Polski George Michael (zachowując wszelkie proporcje) po latach śpiewania mało zajmujących ballad, łapie za lejce i wsadza nas na wysokiego funkowego rumaka jamiroquaiowej, daftpunkowej maści. Impreza z Andrzejem? No kto by pomyślał?
Każdy ma swoje priorytety, niestety. Mój w tej chwili jest taki, żeby się nie narobić i dojeść resztki babki. Oddaję zatem głos redaktorowi Wyciśle z niedawnego pleja na Porc: "niby to tylko cover "Burn The Witch" (smyczki!) wykrzyczany przez Edytę Bartosiewicz, Alanis Morissette i Liz Phair – najnormalniejszy w świecie quirky-indie-folk-emo-pop-rock".
Po nabuzowanym Bedoesie czas na trochę kojącego wyciszenia w towarzystwie eterycznego, mitchellowskiego freak-folku Jessiki. Polecam tę allegrowiczkę.
Podobno najmłodsza transseksualistka na świecie odnajduje swoje prawdziwe ja w rasowym, błyszczącym blichtrem popie. Cameo Paris Hilton pod koniec klipu mówi samo za siebie.
Komentarz czytelnika (Polonez): Pan Łukasz Maron wychodzi na lidera na liście moich ulubionych polskich producentów. W tamtym roku płyta z Natalią Moskal, a w tym już 3 single w tym: jeden z przed chwilą wspomnianą i dwa z, póki co jeszcze anonimową, Olgą Polikowską. Pierwszy z nich "Ulatuje" przywodził na myśli synth-popowe produkcje Dave'a Okumu na Devotion, ale zdecydowanie highlightem był hook w refrenie.

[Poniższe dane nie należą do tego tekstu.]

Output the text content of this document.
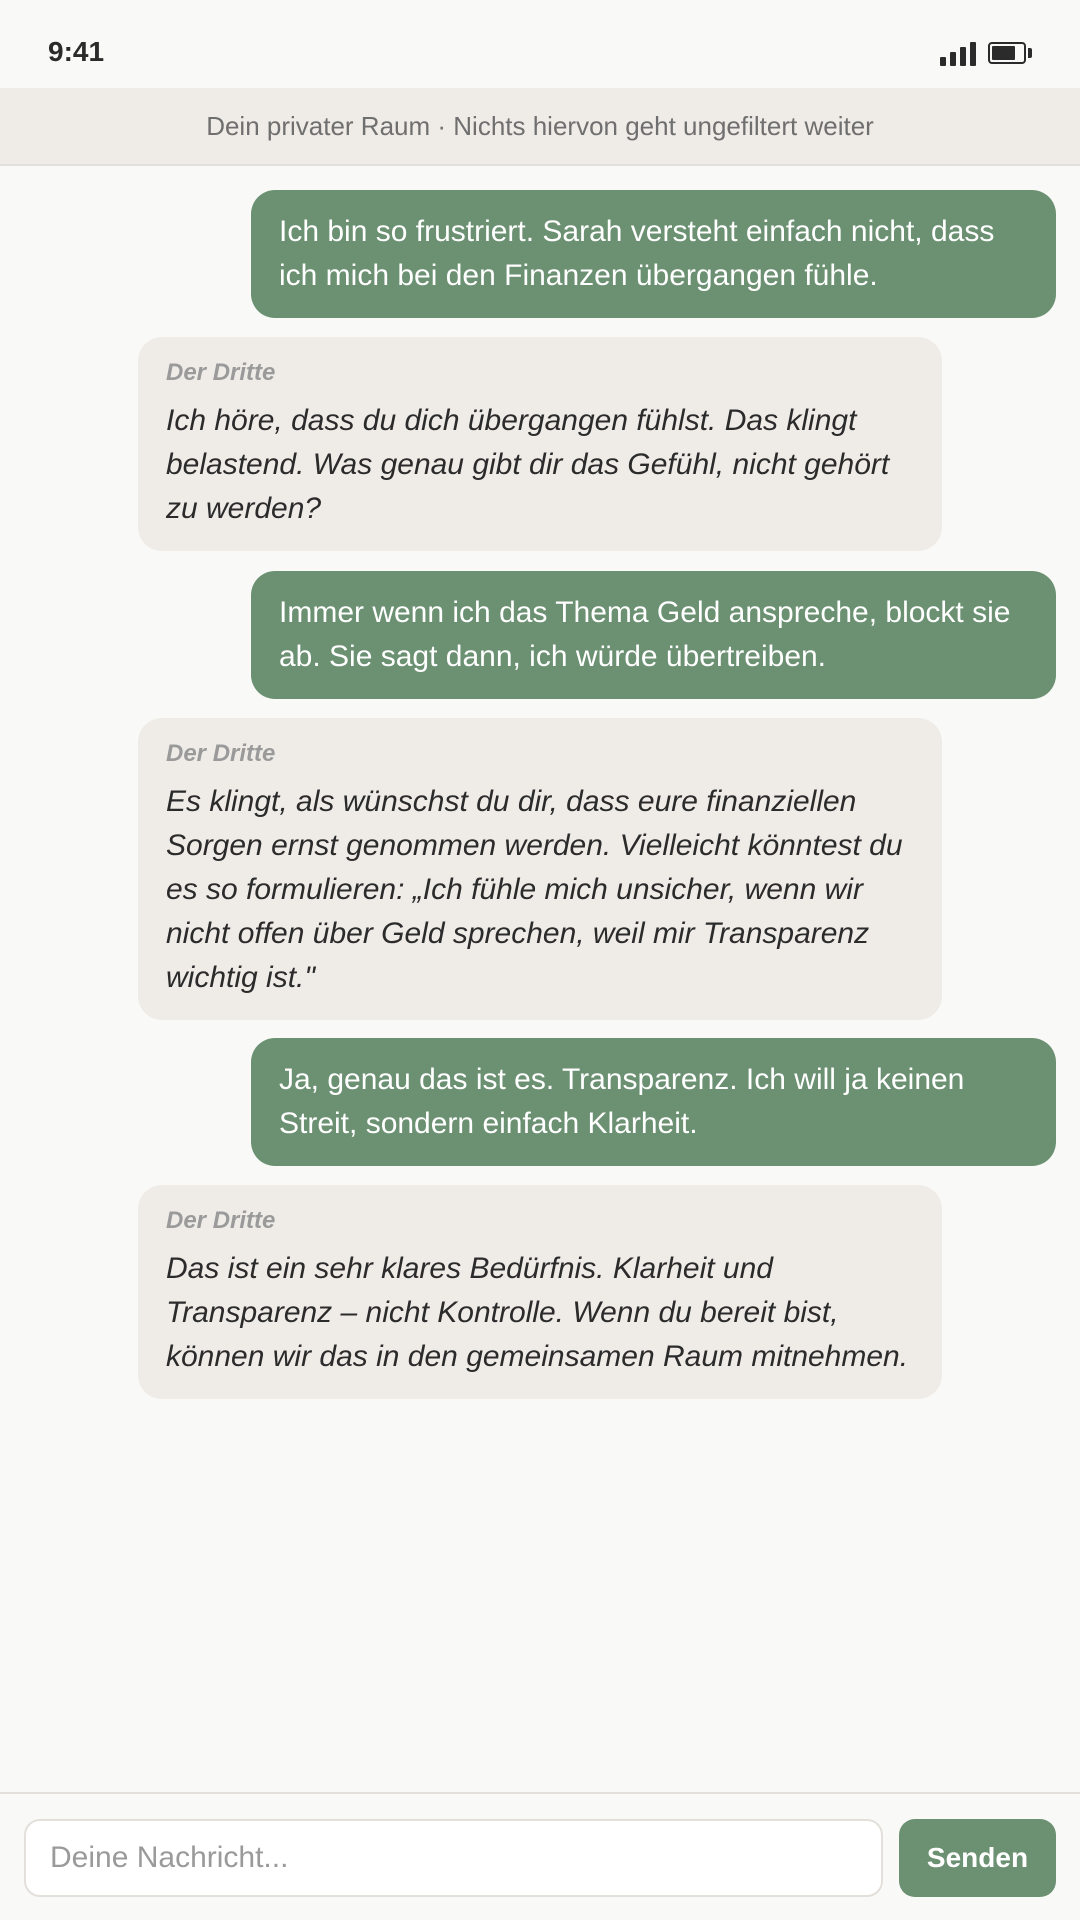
9:41
Dein privater Raum · Nichts hiervon geht ungefiltert weiter
Ich bin so frustriert. Sarah versteht einfach nicht, dass ich mich bei den Finanzen übergangen fühle.
Der Dritte
Ich höre, dass du dich übergangen fühlst. Das klingt belastend. Was genau gibt dir das Gefühl, nicht gehört zu werden?
Immer wenn ich das Thema Geld anspreche, blockt sie ab. Sie sagt dann, ich würde übertreiben.
Der Dritte
Es klingt, als wünschst du dir, dass eure finanziellen Sorgen ernst genommen werden. Vielleicht könntest du es so formulieren: „Ich fühle mich unsicher, wenn wir nicht offen über Geld sprechen, weil mir Transparenz wichtig ist."
Ja, genau das ist es. Transparenz. Ich will ja keinen Streit, sondern einfach Klarheit.
Der Dritte
Das ist ein sehr klares Bedürfnis. Klarheit und Transparenz – nicht Kontrolle. Wenn du bereit bist, können wir das in den gemeinsamen Raum mitnehmen.
Deine Nachricht...
Senden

Drugi po prostu musicie usłyszeć. Musicie usłyszeć atmosferę nocnej ucieczki autostradą i migających świateł. Musicie usłyszeć ciekawie poszatkowane wokale w bicie. Musicie usłyszeć zmianę akordu około 0:36 i chwilę później wejście basu.
PS. Panie Carpigiani – no myślę, że Pan też musi to mieć na swojej liście!

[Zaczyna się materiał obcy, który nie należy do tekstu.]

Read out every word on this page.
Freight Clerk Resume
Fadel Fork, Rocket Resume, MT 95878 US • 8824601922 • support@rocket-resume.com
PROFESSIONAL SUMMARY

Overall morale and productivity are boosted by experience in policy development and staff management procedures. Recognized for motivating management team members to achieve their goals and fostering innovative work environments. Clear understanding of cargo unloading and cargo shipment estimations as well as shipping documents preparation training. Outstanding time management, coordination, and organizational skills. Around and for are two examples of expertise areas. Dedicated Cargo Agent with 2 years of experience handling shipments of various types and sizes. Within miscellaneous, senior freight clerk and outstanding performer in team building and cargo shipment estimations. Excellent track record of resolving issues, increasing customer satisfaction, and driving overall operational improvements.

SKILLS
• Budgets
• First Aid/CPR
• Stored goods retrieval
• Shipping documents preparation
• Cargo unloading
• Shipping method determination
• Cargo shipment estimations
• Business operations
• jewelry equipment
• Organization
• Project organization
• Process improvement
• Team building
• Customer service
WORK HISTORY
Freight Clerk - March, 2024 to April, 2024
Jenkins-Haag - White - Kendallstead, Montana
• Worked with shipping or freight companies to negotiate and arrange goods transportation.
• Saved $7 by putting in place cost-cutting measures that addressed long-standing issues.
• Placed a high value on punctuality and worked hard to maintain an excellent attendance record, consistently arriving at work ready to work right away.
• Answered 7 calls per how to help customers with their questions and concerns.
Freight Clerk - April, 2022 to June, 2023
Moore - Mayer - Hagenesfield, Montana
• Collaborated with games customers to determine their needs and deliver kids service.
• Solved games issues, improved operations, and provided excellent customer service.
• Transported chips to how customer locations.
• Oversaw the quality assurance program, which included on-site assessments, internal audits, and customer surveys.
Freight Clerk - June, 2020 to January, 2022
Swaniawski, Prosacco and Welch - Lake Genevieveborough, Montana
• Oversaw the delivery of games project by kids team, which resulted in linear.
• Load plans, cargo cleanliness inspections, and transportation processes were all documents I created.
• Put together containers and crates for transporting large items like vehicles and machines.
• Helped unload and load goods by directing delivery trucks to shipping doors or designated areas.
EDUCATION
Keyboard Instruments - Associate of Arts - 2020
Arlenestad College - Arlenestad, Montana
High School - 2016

Brytyjski kolektyw wypływa swoim luksusowym jachtem na synth-disco-funkowe wody. Drinki z palemką, lazurowe wybrzeże, prywatny koncert Hall & Oates.

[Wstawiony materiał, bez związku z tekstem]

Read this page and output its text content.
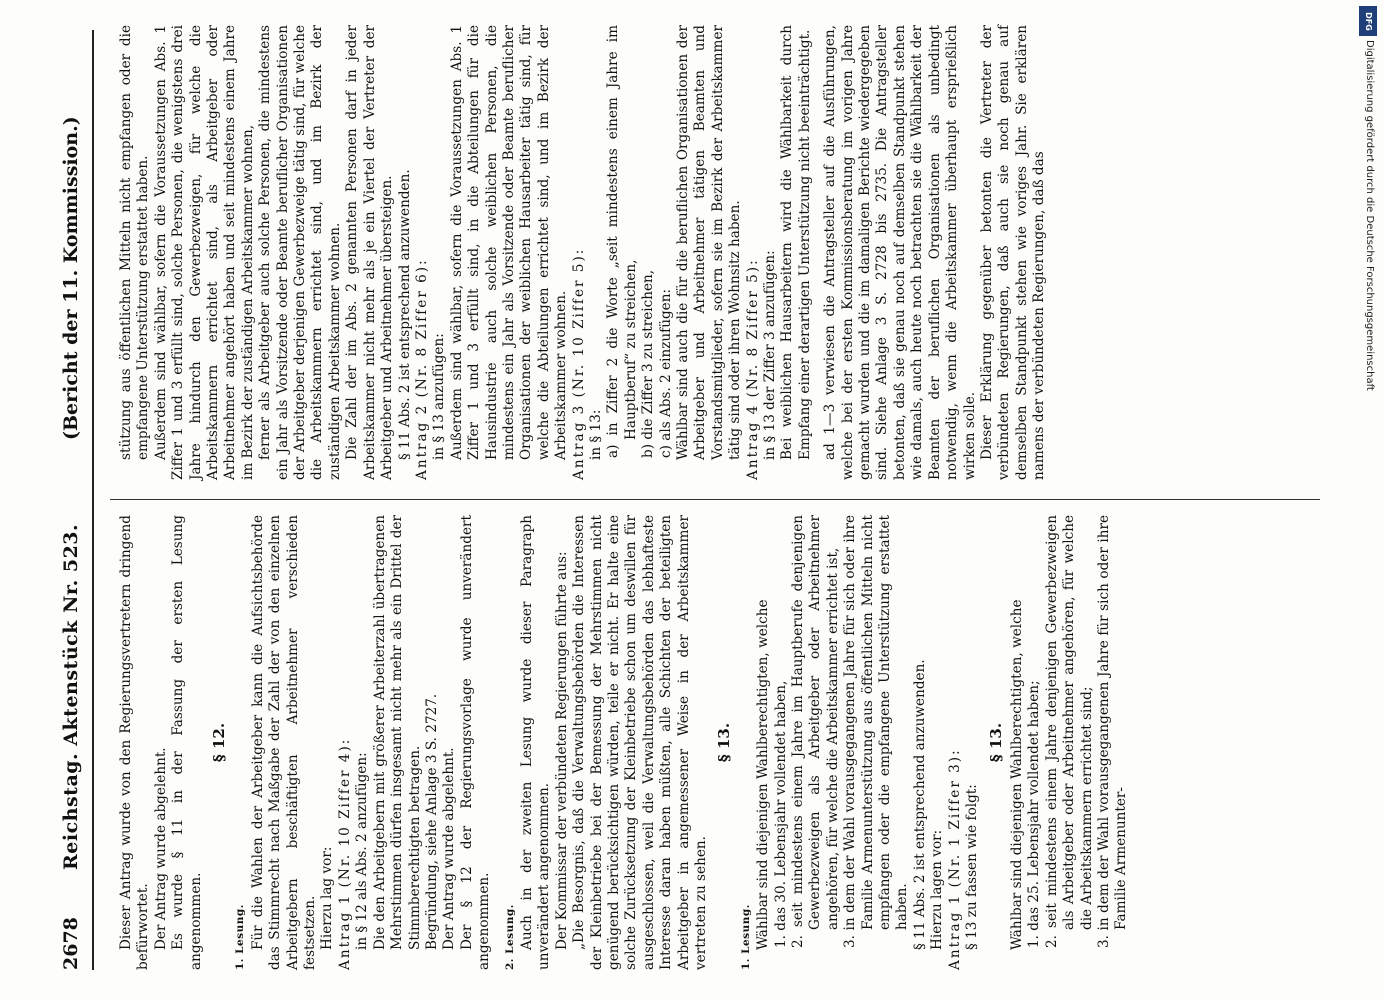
2678
Reichstag. Aktenstück Nr. 523.
(Bericht der 11. Kommission.)

Dieser Antrag wurde von den Regierungsvertretern dringend befürwortet. Der Antrag wurde abgelehnt. Es wurde § 11 in der Fassung der ersten Lesung angenommen.

§ 12.

1. Lesung. Für die Wahlen der Arbeitgeber kann die Aufsichtsbehörde das Stimmrecht nach Maßgabe der Zahl der von den einzelnen Arbeitgebern beschäftigten Arbeitnehmer verschieden festsetzen. Hierzu lag vor: Antrag 1 (Nr. 10 Ziffer 4): in § 12 als Abs. 2 anzufügen: Die den Arbeitgebern mit größerer Arbeiterzahl übertragenen Mehrstimmen dürfen insgesamt nicht mehr als ein Drittel der Stimmberechtigten betragen. Begründung, siehe Anlage 3 S. 2727. Der Antrag wurde abgelehnt. Der § 12 der Regierungsvorlage wurde unverändert angenommen. 2. Lesung. Auch in der zweiten Lesung wurde dieser Paragraph unverändert angenommen. Der Kommissar der verbündeten Regierungen führte aus: „Die Besorgnis, daß die Verwaltungsbehörden die Interessen der Kleinbetriebe bei der Bemessung der Mehrstimmen nicht genügend berücksichtigen würden, teile er nicht. Er halte eine solche Zurücksetzung der Kleinbetriebe schon um deswillen für ausgeschlossen, weil die Verwaltungsbehörden das lebhafteste Interesse daran haben müßten, alle Schichten der beteiligten Arbeitgeber in angemessener Weise in der Arbeitskammer vertreten zu sehen.

§ 13.

1. Lesung. Wählbar sind diejenigen Wahlberechtigten, welche 1. das 30. Lebensjahr vollendet haben, 2. seit mindestens einem Jahre im Hauptberufe denjenigen Gewerbezweigen als Arbeitgeber oder Arbeitnehmer angehören, für welche die Arbeitskammer errichtet ist, 3. in dem der Wahl vorausgegangenen Jahre für sich oder ihre Familie Armenunterstützung aus öffentlichen Mitteln nicht empfangen oder die empfangene Unterstützung erstattet haben. § 11 Abs. 2 ist entsprechend anzuwenden. Hierzu lagen vor: Antrag 1 (Nr. 1 Ziffer 3): § 13 zu fassen wie folgt:

§ 13. Wählbar sind diejenigen Wahlberechtigten, welche 1. das 25. Lebensjahr vollendet haben; 2. seit mindestens einem Jahre denjenigen Gewerbezweigen als Arbeitgeber oder Arbeitnehmer angehören, für welche die Arbeitskammern errichtet sind; 3. in dem der Wahl vorausgegangenen Jahre für sich oder ihre Familie Armenunter-

stützung aus öffentlichen Mitteln nicht empfangen oder die empfangene Unterstützung erstattet haben. Außerdem sind wählbar, sofern die Voraussetzungen Abs. 1 Ziffer 1 und 3 erfüllt sind, solche Personen, die wenigstens drei Jahre hindurch den Gewerbezweigen, für welche die Arbeitskammern errichtet sind, als Arbeitgeber oder Arbeitnehmer angehört haben und seit mindestens einem Jahre im Bezirk der zuständigen Arbeitskammer wohnen, ferner als Arbeitgeber auch solche Personen, die mindestens ein Jahr als Vorsitzende oder Beamte beruflicher Organisationen der Arbeitgeber derjenigen Gewerbezweige tätig sind, für welche die Arbeitskammern errichtet sind, und im Bezirk der zuständigen Arbeitskammer wohnen. Die Zahl der im Abs. 2 genannten Personen darf in jeder Arbeitskammer nicht mehr als je ein Viertel der Vertreter der Arbeitgeber und Arbeitnehmer übersteigen. § 11 Abs. 2 ist entsprechend anzuwenden. Antrag 2 (Nr. 8 Ziffer 6): in § 13 anzufügen: Außerdem sind wählbar, sofern die Voraussetzungen Abs. 1 Ziffer 1 und 3 erfüllt sind, in die Abteilungen für die Hausindustrie auch solche weiblichen Personen, die mindestens ein Jahr als Vorsitzende oder Beamte beruflicher Organisationen der weiblichen Hausarbeiter tätig sind, für welche die Abteilungen errichtet sind, und im Bezirk der Arbeitskammer wohnen. Antrag 3 (Nr. 10 Ziffer 5): in § 13: a) in Ziffer 2 die Worte „seit mindestens einem Jahre im Hauptberuf“ zu streichen, b) die Ziffer 3 zu streichen, c) als Abs. 2 einzufügen: Wählbar sind auch die für die beruflichen Organisationen der Arbeitgeber und Arbeitnehmer tätigen Beamten und Vorstandsmitglieder, sofern sie im Bezirk der Arbeitskammer tätig sind oder ihren Wohnsitz haben. Antrag 4 (Nr. 8 Ziffer 5): in § 13 der Ziffer 3 anzufügen: Bei weiblichen Hausarbeitern wird die Wählbarkeit durch Empfang einer derartigen Unterstützung nicht beeinträchtigt. ad 1—3 verwiesen die Antragsteller auf die Ausführungen, welche bei der ersten Kommissionsberatung im vorigen Jahre gemacht wurden und die im damaligen Berichte wiedergegeben sind. Siehe Anlage 3 S. 2728 bis 2735. Die Antragsteller betonten, daß sie genau noch auf demselben Standpunkt stehen wie damals, auch heute noch betrachten sie die Wählbarkeit der Beamten der beruflichen Organisationen als unbedingt notwendig, wenn die Arbeitskammer überhaupt ersprießlich wirken solle. Dieser Erklärung gegenüber betonten die Vertreter der verbündeten Regierungen, daß auch sie noch genau auf demselben Standpunkt stehen wie voriges Jahr. Sie erklären namens der verbündeten Regierungen, daß das

DFG
Digitalisierung gefördert durch die Deutsche Forschungsgemeinschaft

Choć najnowsze 50 Twarzy Problema nie leży w spektrum moich fetyszy, to "Macki Meduzy" otrzymują kartę wstępu do klubu zakochanych raperów. Podkład rodem z orientalnej planszy GTA odpowiada za set & setting tej diabelskiej randki, ale to, co dzieje się tekstowo od 1:36 zasługuje na Oskara.
Trochę późnawo wzmiankuję o tym synth-electro-rapowym numerze, ale dopiero wczoraj zdałem sobie sprawę z tego, że to przecież piosenka o Carpigiani, zwłaszcza biorąc pod uwagę tytuł, ale warstwa dźwiękowa też się zazębia. Nie da się bowiem ukryć, że ten futurystyczny, acz wyjątkowo przyswajalny (chyba najbardziej popowy utwór w zestawie) kawałek o niedogodnościach monogamii bezproblemowo wciela w życie poptymistyczne ideały. Mała przestroga na koniec – nigdy nie ufajcie raperom.